You may have noticed that these pieces the last couple weeks reference moments from film history. I heard these stories and anecdotes during conversations with Running Wild co-founder Gus Edwards, watching documentaries, reading books about film, and the films themselves. My insight into an actor’s process is part experience, part exploration of the medium. And in my opinion, you aren’t serious about being in this business unless you have an insatiable appetite for learning more about the history of the craft. 
It’s like wanting to be a professional chef and all you’ve ever eaten is fast food. I am frequently astounded and disappointed in the lack of curiosity in my peers about cinema. And I’m not just talking about studying classic films (though that’s incredibly important). I mean a general desire to dissect what you appreciate about the craft. 

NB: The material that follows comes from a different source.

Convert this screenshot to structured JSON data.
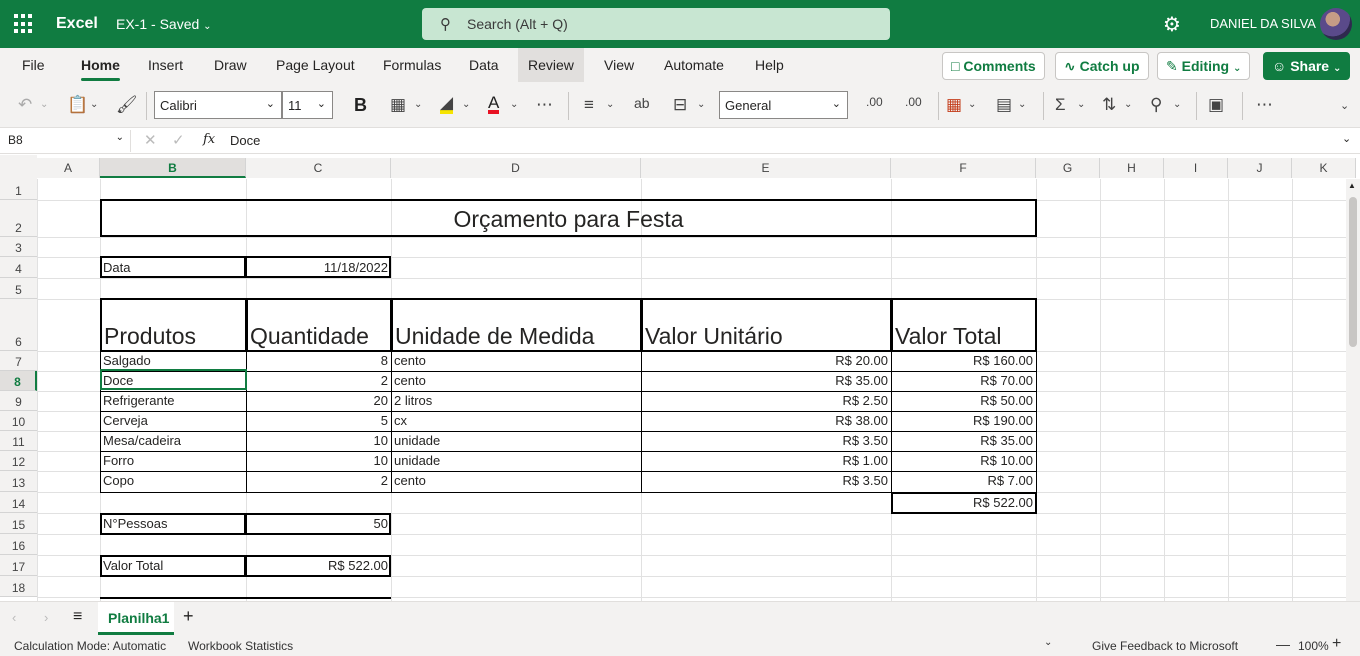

Example: years ago I had a close actor friend who loved Joseph Gordon Levitt. I pressed him on which films of the actor’s he’d seen. Just a handful he admitted. Had he read any of his interviews? Had he studied his progression over time and explored his process for creating characters? Nope. He was just another fan, just another audience member who liked the actor. 
When you decide to take this acting business seriously, you give up your right to be just another audience member. Does this mean you can’t enjoy movies anymore? No, I’d argue quite the opposite. It means you should be watching them on a deeper level and, if they’re good, the experience will be even more fulfilling. If they’re bad, you’ll learn what doesn’t work. Years ago, I asked myself, “Why do I like Gene Hackman so much?” So I set out to watch and re-watch Hackman’s performances to figure out exactly what he’s doing that I respond to. Gus told me about a time in the 60s when he and his actor friends would see a play over and over again to study the actors on stage and even then try to get a film print of the performance to study it further. They would stay up for hours on end talking about the craft of acting. 

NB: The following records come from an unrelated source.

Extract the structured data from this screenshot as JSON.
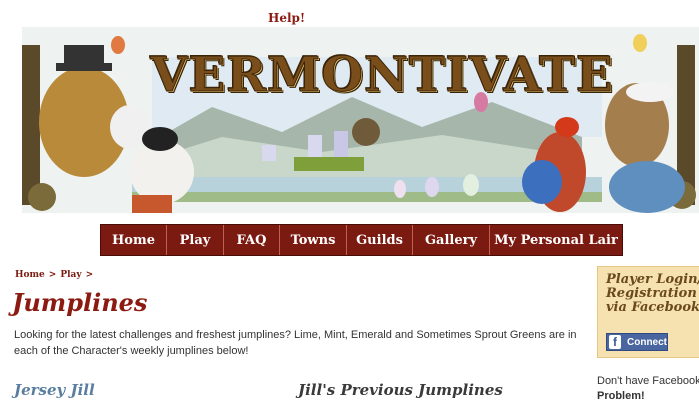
{
  "header": {
    "help_label": "Help!"
  },
  "banner": {
    "logo_text": "VERMONTIVATE"
  },
  "nav": {
    "items": [
      "Home",
      "Play",
      "FAQ",
      "Towns",
      "Guilds",
      "Gallery",
      "My Personal Lair"
    ]
  },
  "breadcrumb": {
    "home": "Home",
    "sep1": ">",
    "play": "Play",
    "sep2": ">"
  },
  "main": {
    "title": "Jumplines",
    "intro": "Looking for the latest challenges and freshest jumplines? Lime, Mint, Emerald and Sometimes Sprout Greens are in each of the Character's weekly jumplines below!",
    "jersey_heading": "Jersey Jill",
    "previous_heading": "Jill's Previous Jumplines"
  },
  "sidebar": {
    "login_title": "Player Login/ Registration via Facebook",
    "connect_label": "Connect",
    "fb_glyph": "f",
    "no_facebook_text": "Don't have Facebook",
    "problem_text": "Problem!"
  },
  "colors": {
    "nav_bg": "#7a1a10",
    "accent": "#8b1a10",
    "login_bg": "#f6e1b0",
    "facebook": "#4a66a0"
  }
}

Sadly, I have never witnessed that kind of passion with my own eyes and ears. In my twelve years as an independent filmmaker, I have never worked with an actor who I’d consider to be film literate. The word is appropriate because becoming a good actor without a foundation of knowledge is like trying to write a novel with a fourth grade education. In my own performances, I’ve drawn from such a wide range of performers as Buster Keaton, Charlie Chaplin, James Woods, Meryl Streep, Hackman, Nicolas Cage, and the list goes on. In my directing work, I have pointed actors towards countless films and performances they were unaware of which could have (and sometimes did) enrich their work. The proof is in the results: audiences have reacted positively to these decisions without even knowing their original source. 
The lack of film literacy on the independent filmmaking level is frustrating. If you take this craft seriously, I highly recommend you do not ignore this aspect of it. Start with your favorite actor, watch every work he or she has done, read their interviews/books, consume everything you can about your passion (if it is truly a passion) with intense focus and an insatiable hunger for more.